La sequía y la falta de reservas en los embalses obligarán a la compañía Endesa a detener la producción de electricidad en la central hidroeléctrica de Mequinenza (Baix Cinca), una de las mayores de la península, que nunca ha parado desde que se inauguró.
El parón se realizará a mediados de noviembre, ya que el embalse se encuentra por debajo del 23% de su capacidad. Este es el segundo peor registro de la historia de este pantano inaugurado en 1966. Además, si no llueve, también podrían parar las centrales de Talarn y Gavet de la Conca, en el Pallars Jussà, y las de Pont de Montanyana y Escales, en la Ribagorça.
Este año se ha generado un 32% menos de energía que en la media de los últimos 10 años y habría que remontarse a 1989 para encontrar una producción tan baja.

Si no hay agua no hay electricidad
La sequía de este 2022 ha provocado una caída en picado de la producción hidroeléctrica en las centrales de Endesa. Esta complicada situación empezó el año pasado, que ya fue seco, pero gracias a las reservas de los embalses se pudo concluir de forma correcta. Sin embargo, este año no ha llovido, el invierno ha sido especialmente seco. Esto ha derivado en la caída de reservas y ha motivado que haya sido uno de los peores años de la serie histórica. Habría que remontarse a 1989 para encontrar una situación tan baja, con una producción del -32% en relación a la media de los últimos 10 años.
Si la comparativa se hace con el pasado año, el descenso también es acentuado. La cifra es de cerca de un 15% menos de energía generada en las centrales que la compañía tiene en la demarcación de Lleida y un 13,2% con todas las que gestiona en Cataluña.
Las centrales de las cuencas internas de Catalunya que gestiona Endesa han sufrido una caída de la producción del 51,8% frente a la media. En la demarcación de Lleida, las que más han bajado producción han sido las de la cuenca del Segre, con un 53,5% menos en relación a los últimos 10 años, y un 41,9% menos que en 2021.
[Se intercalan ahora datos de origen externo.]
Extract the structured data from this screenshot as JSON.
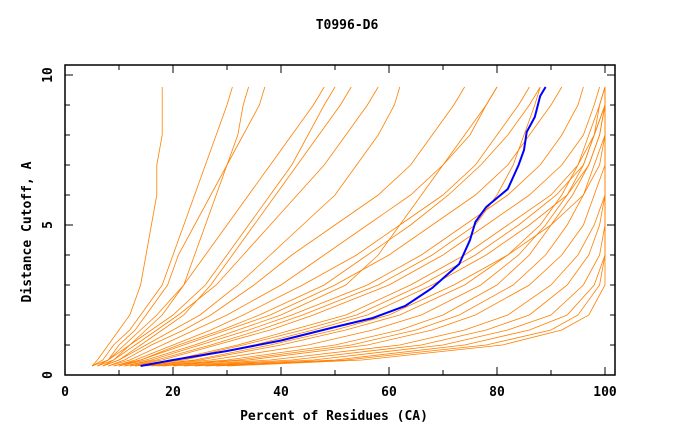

Una situación sin precedentes en la producción de electricidad
Por todo ello, si en los próximos días o semanas no llegan abundantes lluvias, Endesa se verá obligada a detener la actividad en algunas de las centrales donde se llegue al mínimo de capacidad de utilización de los embalses. Estudian hacerlo en las centrales de Talarn, Gavet de la Conca, Escales y Pont de Montanyana, y es seguro en Mequinenza.
Será la primera vez en la historia. Y es que la situación de este embalse de la cuenca del Ebro es crítica, por debajo del 23% de su capacidad, con 344 hectómetros del total de 1.533 que tiene.
Pese a que la situación que ha provocado esta caída de la producción hidroeléctrica, Endesa trabaja de forma coordinada con los diferentes reguladores – la Confederación Hidrográfica del Ebro (CHE) y la Agencia Catalana del Agua (ACA) – y con administraciones locales. El objetivo es dar respuesta a las necesidades relacionadas con la reserva de agua en el territorio.
La ley de agua establece un orden claro de prioridad de uso del agua de forma que se fija en primer término el uso humano, seguido del riego, el industrial y posteriormente la producción hidráulica.
Al mismo tiempo, es necesario seguir cumpliendo con los criterios medioambientales de los caudales ecológicos o el mantenimiento de cotas en determinados embalses.